I don’t know the exact day or time, but I know that late fall of 2020 I became a born-again believer. I repented and gave my life to Jesus, once and for all. There have been so many ups and downs since then and even moments where I’ve held doubt just like I did that Sunday when I began to question everything. But I am reassured by scripture that my salvation is secure, and that no matter where I go or what I do, no one can snatch me from My Father’s hand (John 10:29).

Spoiler alert: we all die. I know, I know. It sounds morbid. It sounds negative. You may even call me a pessimist. In reality? I am a realist. And you need to know that Christ died for you and there is nothing you can do to save yourself, except trust him as your Lord and Savior. If we all die in the end, isn’t it worth being 100% certain of your salvation?

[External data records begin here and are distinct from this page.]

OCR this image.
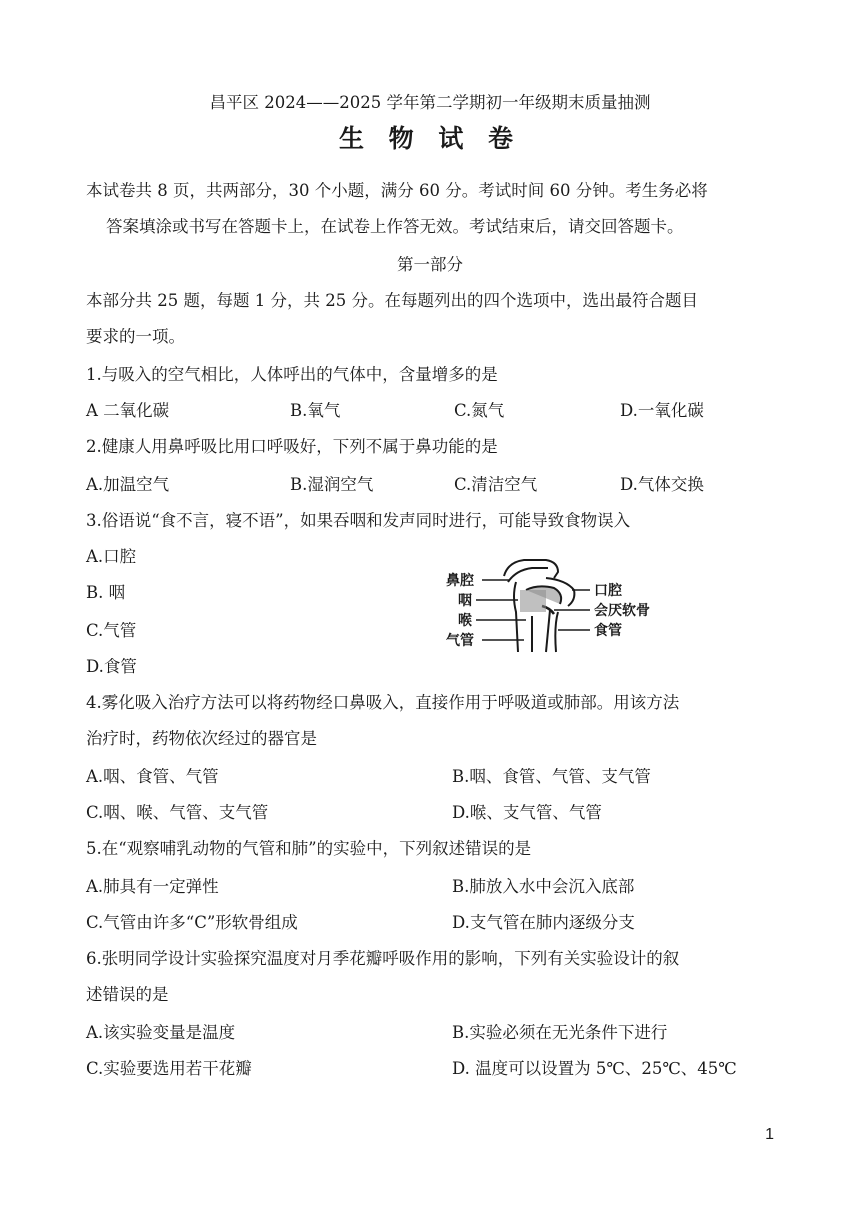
昌平区 2024——2025 学年第二学期初一年级期末质量抽测
生 物 试 卷
本试卷共 8 页，共两部分，30 个小题，满分 60 分。考试时间 60 分钟。考生务必将
答案填涂或书写在答题卡上，在试卷上作答无效。考试结束后，请交回答题卡。
第一部分
本部分共 25 题，每题 1 分，共 25 分。在每题列出的四个选项中，选出最符合题目
要求的一项。
1.与吸入的空气相比，人体呼出的气体中，含量增多的是
A 二氧化碳	B.氧气	C.氮气	D.一氧化碳
2.健康人用鼻呼吸比用口呼吸好，下列不属于鼻功能的是
A.加温空气	B.湿润空气	C.清洁空气	D.气体交换
3.俗语说“食不言，寝不语”，如果吞咽和发声同时进行，可能导致食物误入
A.口腔
B. 咽
C.气管
D.食管
鼻腔
咽
喉
气管
口腔
会厌软骨
食管
4.雾化吸入治疗方法可以将药物经口鼻吸入，直接作用于呼吸道或肺部。用该方法
治疗时，药物依次经过的器官是
A.咽、食管、气管	B.咽、食管、气管、支气管
C.咽、喉、气管、支气管	D.喉、支气管、气管
5.在“观察哺乳动物的气管和肺”的实验中，下列叙述错误的是
A.肺具有一定弹性	B.肺放入水中会沉入底部
C.气管由许多“C”形软骨组成	D.支气管在肺内逐级分支
6.张明同学设计实验探究温度对月季花瓣呼吸作用的影响，下列有关实验设计的叙
述错误的是
A.该实验变量是温度	B.实验必须在无光条件下进行
C.实验要选用若干花瓣	D. 温度可以设置为 5℃、25℃、45℃
1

If you are already a believer, praise God! I’m excited to have another sister in Christ follow me on this journey. I hope that you find my testimony encouraging. I would love to hear yours! Send me an email at alacyn@creatingchristiancommunity.com to share your story and title your message “Testimony” so I know to read it and respond.

If you are not a believer, I hope you know that there is so much hope for you too my friend. The first step is to pray to ask God to help you. And He will! He is faithful to meet you where you are, you don’t have to clean yourself to come to Him. He desires you just as you are, and He delights in answering our prayers.

And this is the confidence that we have toward Him, that if we ask anything according to His will He hears us.

1 John 5:14

The second step is to ask for help from others. We need Christ-centered community to encourage us and point us to the one who saves us. I pray that you find a community that supports you and is able to answer your toughest questions. I’ve been where you are now, and I know it’s hard. SO hard. But keep fighting! Keep asking the hard questions! Keep pursuing Him! This fight is worthwhile; don’t give up. Your literal life and soul depend on it. And remember, we have a mighty Helper and divine Protector in this battle with us; you’re not fighting alone.